16th August 2016
Cutting migration could deliver a small pay boost to some low-paid British-born workers, but any gains are likely to be dwarfed by the far bigger weakening of wage growth forecast by the Bank of England in the wake of the Brexit-vote.
A new analysis by the Resolution Foundation examines the impact of any-post Brexit reduction in migration on the pay and jobs of UK-born workers and the wider labour market.
The Foundation’s report analysed the impact of migration on the labour market over the last decade, during which the share of migrants in the population has increased from 10 per cent in 2004 to 16 per cent this year. It then assessed how meeting the government’s migration target might affect future earnings and employment, and the challenges this raises for firms and public policy.
The report shows that while the large increase in migration over the last decade has had no impact on the wages of British-born workers overall, it has dragged on earnings in some occupations such as skilled trades and basic cleaning, sales and security jobs.
However it says that those expecting a wage boost as a result of any post-Brexit vote fall in migration are likely to be disappointed. It shows that even reducing migration to the tens of thousands immediately could boost the wages of British workers in sectors most affected by migration by between 0.2 and 0.6 per cent by 2018. These small increases would be dwarfed by the 2 per cent downgrade to average wage growth made by the Bank in the wake of the referendum result.
The Foundation says that while reducing migration will have little effect on the earnings and employment of British workers overall, it will create new challenges for businesses that the government will need to address in order to avoid firm closures and wider economic disruption.
Lower migration will be particularly challenging for sectors such as food manufacturing, clothing manufacture and domestic personnel services where over 30 per cent of the workforce are migrants.

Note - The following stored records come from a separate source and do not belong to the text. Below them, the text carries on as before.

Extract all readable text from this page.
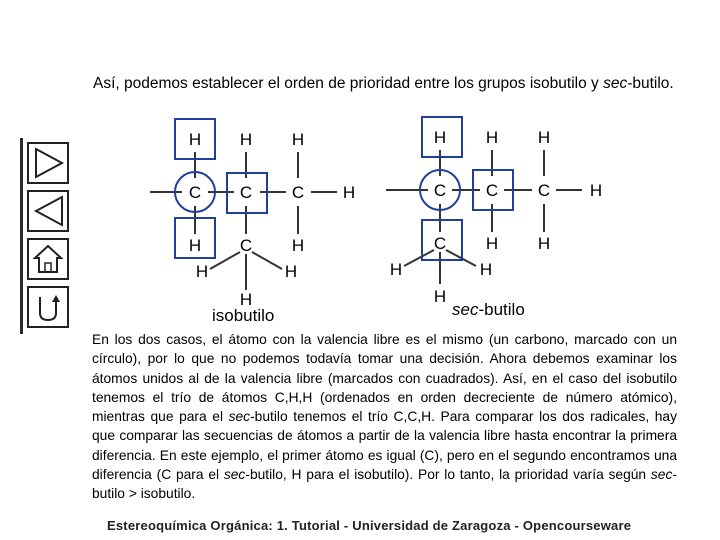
Así, podemos establecer el orden de prioridad entre los grupos isobutilo y sec-butilo.
H H H
C C C H
H C H
H	H
H
H H H
C C C H
C H H
H	H
H
isobutilo	sec-butilo

En los dos casos, el átomo con la valencia libre es el mismo (un carbono, marcado con un círculo), por lo que no podemos todavía tomar una decisión. Ahora debemos examinar los átomos unidos al de la valencia libre (marcados con cuadrados). Así, en el caso del isobutilo tenemos el trío de átomos C,H,H (ordenados en orden decreciente de número atómico), mientras que para el sec-butilo tenemos el trío C,C,H. Para comparar los dos radicales, hay que comparar las secuencias de átomos a partir de la valencia libre hasta encontrar la primera diferencia. En este ejemplo, el primer átomo es igual (C), pero en el segundo encontramos una diferencia (C para el sec-butilo, H para el isobutilo). Por lo tanto, la prioridad varía según sec-butilo > isobutilo.

Estereoquímica Orgánica: 1. Tutorial - Universidad de Zaragoza - Opencourseware
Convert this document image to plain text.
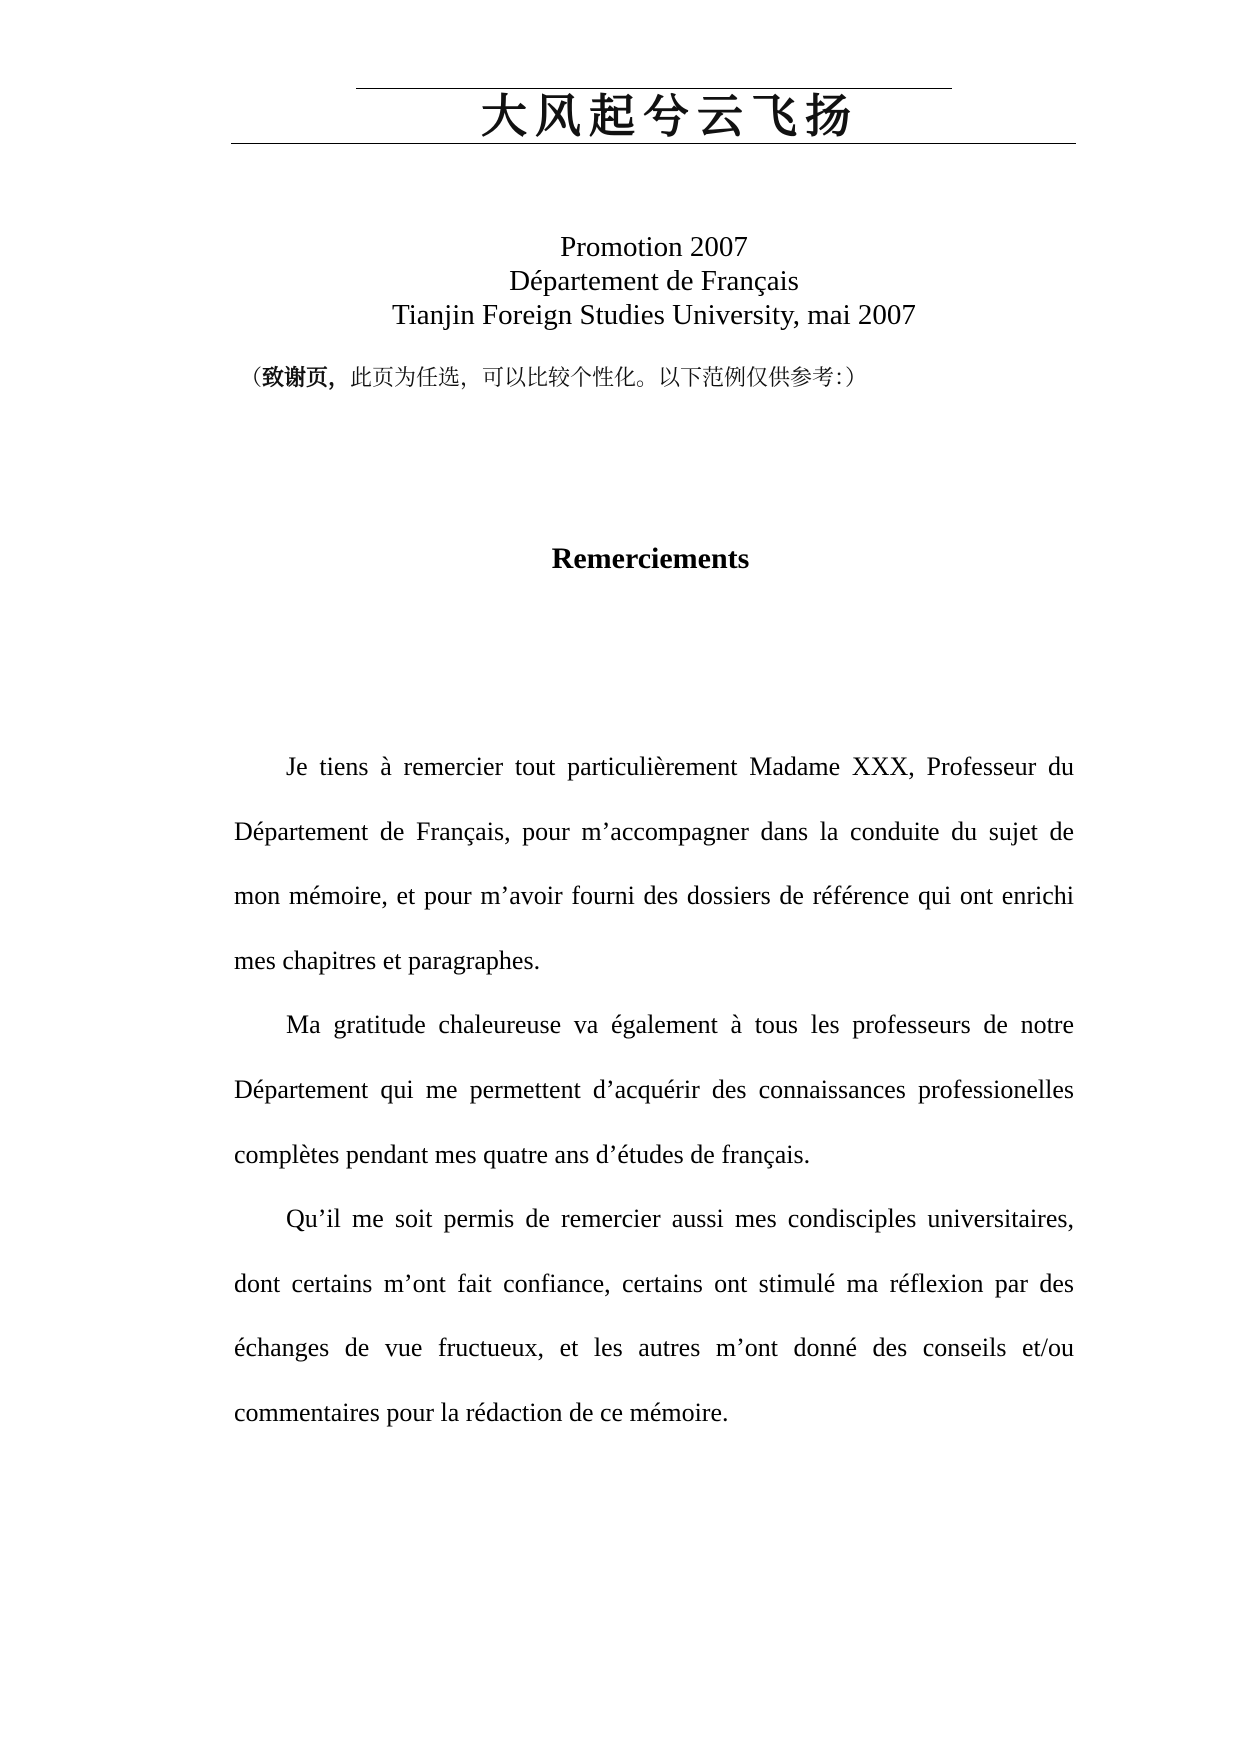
大风起兮云飞扬
Promotion 2007
Département de Français
Tianjin Foreign Studies University, mai 2007
（致谢页，此页为任选，可以比较个性化。以下范例仅供参考：）
Remerciements

Je tiens à remercier tout particulièrement Madame XXX, Professeur du Département de Français, pour m’accompagner dans la conduite du sujet de mon mémoire, et pour m’avoir fourni des dossiers de référence qui ont enrichi mes chapitres et paragraphes.

Ma gratitude chaleureuse va également à tous les professeurs de notre Département qui me permettent d’acquérir des connaissances professionelles complètes pendant mes quatre ans d’études de français.

Qu’il me soit permis de remercier aussi mes condisciples universitaires, dont certains m’ont fait confiance, certains ont stimulé ma réflexion par des échanges de vue fructueux, et les autres m’ont donné des conseils et/ou commentaires pour la rédaction de ce mémoire.
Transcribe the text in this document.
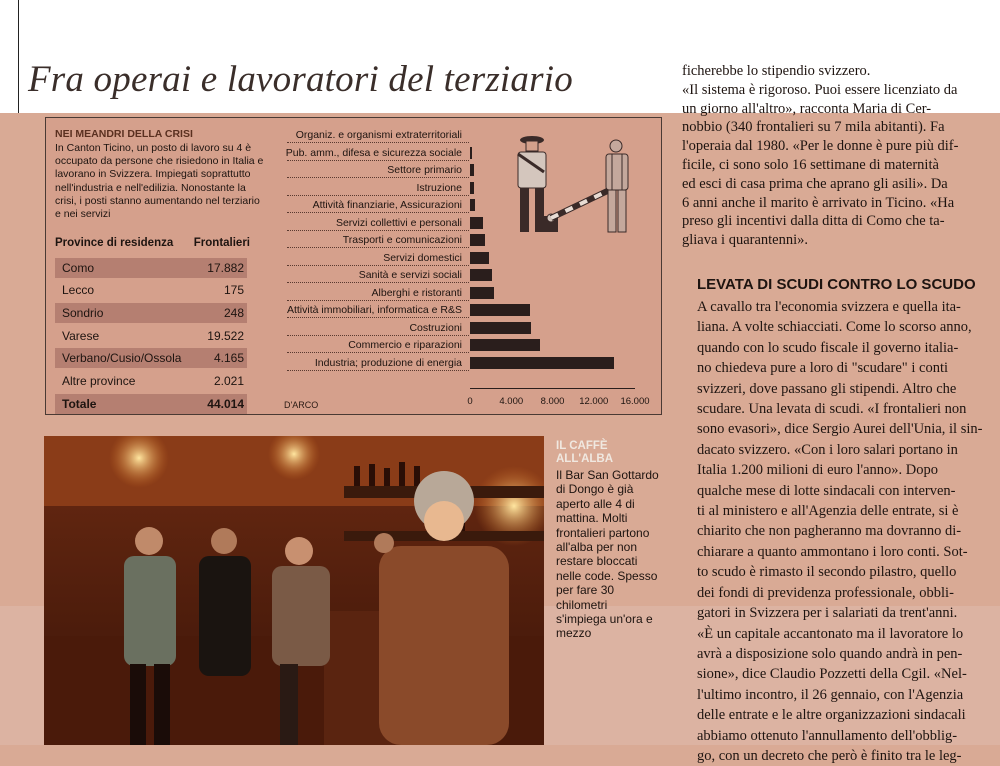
Fra operai e lavoratori del terziario

NEI MEANDRI DELLA CRISI

In Canton Ticino, un posto di lavoro su 4 è occupato da persone che risiedono in Italia e lavorano in Svizzera. Impiegati soprattutto nell'industria e nell'edilizia. Nonostante la crisi, i posti stanno aumentando nel terziario e nei servizi

Province di residenza Frontalieri
Como	17.882
Lecco	175
Sondrio	248
Varese	19.522
Verbano/Cusio/Ossola	4.165
Altre province	2.021
Totale	44.014	D'ARCO
Organiz. e organismi extraterritoriali
Pub. amm., difesa e sicurezza sociale
Settore primario
Istruzione
Attività finanziarie, Assicurazioni
Servizi collettivi e personali
Trasporti e comunicazioni
Servizi domestici
Sanità e servizi sociali
Alberghi e ristoranti
Attività immobiliari, informatica e R&S
Costruzioni
Commercio e riparazioni
Industria; produzione di energia
0	4.000 8.000 12.000 16.000

IL CAFFÈ ALL'ALBA

Il Bar San Gottardo di Dongo è già aperto alle 4 di mattina. Molti frontalieri partono all'alba per non restare bloccati nelle code. Spesso per fare 30 chilometri s'impiega un'ora e mezzo

ficherebbe lo stipendio svizzero.

«Il sistema è rigoroso. Puoi essere licenziato da

un giorno all'altro», racconta Maria di Cer-

nobbio (340 frontalieri su 7 mila abitanti). Fa

l'operaia dal 1980. «Per le donne è pure più dif-

ficile, ci sono solo 16 settimane di maternità

ed esci di casa prima che aprano gli asili». Da

6 anni anche il marito è arrivato in Ticino. «Ha

preso gli incentivi dalla ditta di Como che ta-

gliava i quarantenni».

LEVATA DI SCUDI CONTRO LO SCUDO

A cavallo tra l'economia svizzera e quella ita-

liana. A volte schiacciati. Come lo scorso anno,

quando con lo scudo fiscale il governo italia-

no chiedeva pure a loro di "scudare" i conti

svizzeri, dove passano gli stipendi. Altro che

scudare. Una levata di scudi. «I frontalieri non

sono evasori», dice Sergio Aurei dell'Unia, il sin-

dacato svizzero. «Con i loro salari portano in

Italia 1.200 milioni di euro l'anno». Dopo

qualche mese di lotte sindacali con interven-

ti al ministero e all'Agenzia delle entrate, si è

chiarito che non pagheranno ma dovranno di-

chiarare a quanto ammontano i loro conti. Sot-

to scudo è rimasto il secondo pilastro, quello

dei fondi di previdenza professionale, obbli-

gatori in Svizzera per i salariati da trent'anni.

«È un capitale accantonato ma il lavoratore lo

avrà a disposizione solo quando andrà in pen-

sione», dice Claudio Pozzetti della Cgil. «Nel-

l'ultimo incontro, il 26 gennaio, con l'Agenzia

delle entrate e le altre organizzazioni sindacali

abbiamo ottenuto l'annullamento dell'obblig-

go, con un decreto che però è finito tra le leg-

The Foundation says that simply replacing migrant workers in these firms with British-born workers is not realistic given the large pay differences between the two groups of workers – Eastern European workers typically earn almost £3 an hour less than British-born workers. Firms in migrant-reliant sectors will therefore need to fundamentally rethink their business models or risk closure.
The Foundation says that these low-paying sectors, not just high technology industries, should be a priority for the government’s new industrial strategy so that they are supported through this major labour market shift.
In the short-term this means guaranteeing the rights of existing migrants to continue to work in the UK. This would prevent a short, sharp drop in the number of workers available for work that could threaten the viability of some businesses.
In the medium term, firms – supported by a government industrial strategy – will need to invest in skills and labour-saving technology in order to support more high-paid jobs or replace low-paid roles that can no longer be filled.
The report says that a reformed migration system post-Brexit is likely to include a greater role for temporary workers and therefore also requires a major overhaul of the light-touch labour market enforcement regime the UK currently has.
It notes that the combined frontline staffing of the UK’s three existing enforcement agencies – the HMRC National Minimum Wage Enforcement Unit, Gangmasters Licensing and Labour Abuse Authority and Employment Standards Agency Inspectorate – is less than 350. This means there is just one enforcement officer for every 20,000 working age migrants.
The Foundation says that a new single labour enforcement unit – with far greater resources than the combined agencies currently have – will be needed to prevent new types of illegal migration from overstaying workers, and the undercutting of pay and conditions that could follow.
Stephen Clarke, Policy Analyst at the Resolution Foundation, says: “The impact that recent widespread migration has had on British-born workers is hotly disputed. While there has been no effect on wages overall, increased migration has caused a slight drag on wages for some low-paid British workers.
“However, those expecting a wage boost off the back of a post-Brexit fall in migration are likely to be disappointed. Any such gains will be dwarfed by the losses caused by the post-referendum slowdown in the economy.
“While reducing migration may not have a huge impact on the pay and job prospects of British-born workers, it will create major new challenges for many British-based firms. The government must use its new industrial strategy to support these firms, such as food and clothing manufacturers, who have hitherto relied heavily on migrant workers. These firms will need to invest in skills and new technology if they’re to stay afloat in a changed labour market.
“A new migration policy will also need to be properly enforced if it includes a greater role for temporary workers. We currently have just one labour market enforcement officer for every 20,000 working age migrants. In future a new single enforcement unit, with more resources, will be needed to prevent new risks of migrants illegally overstaying their visas and the undercutting of pay and conditions that could follow.”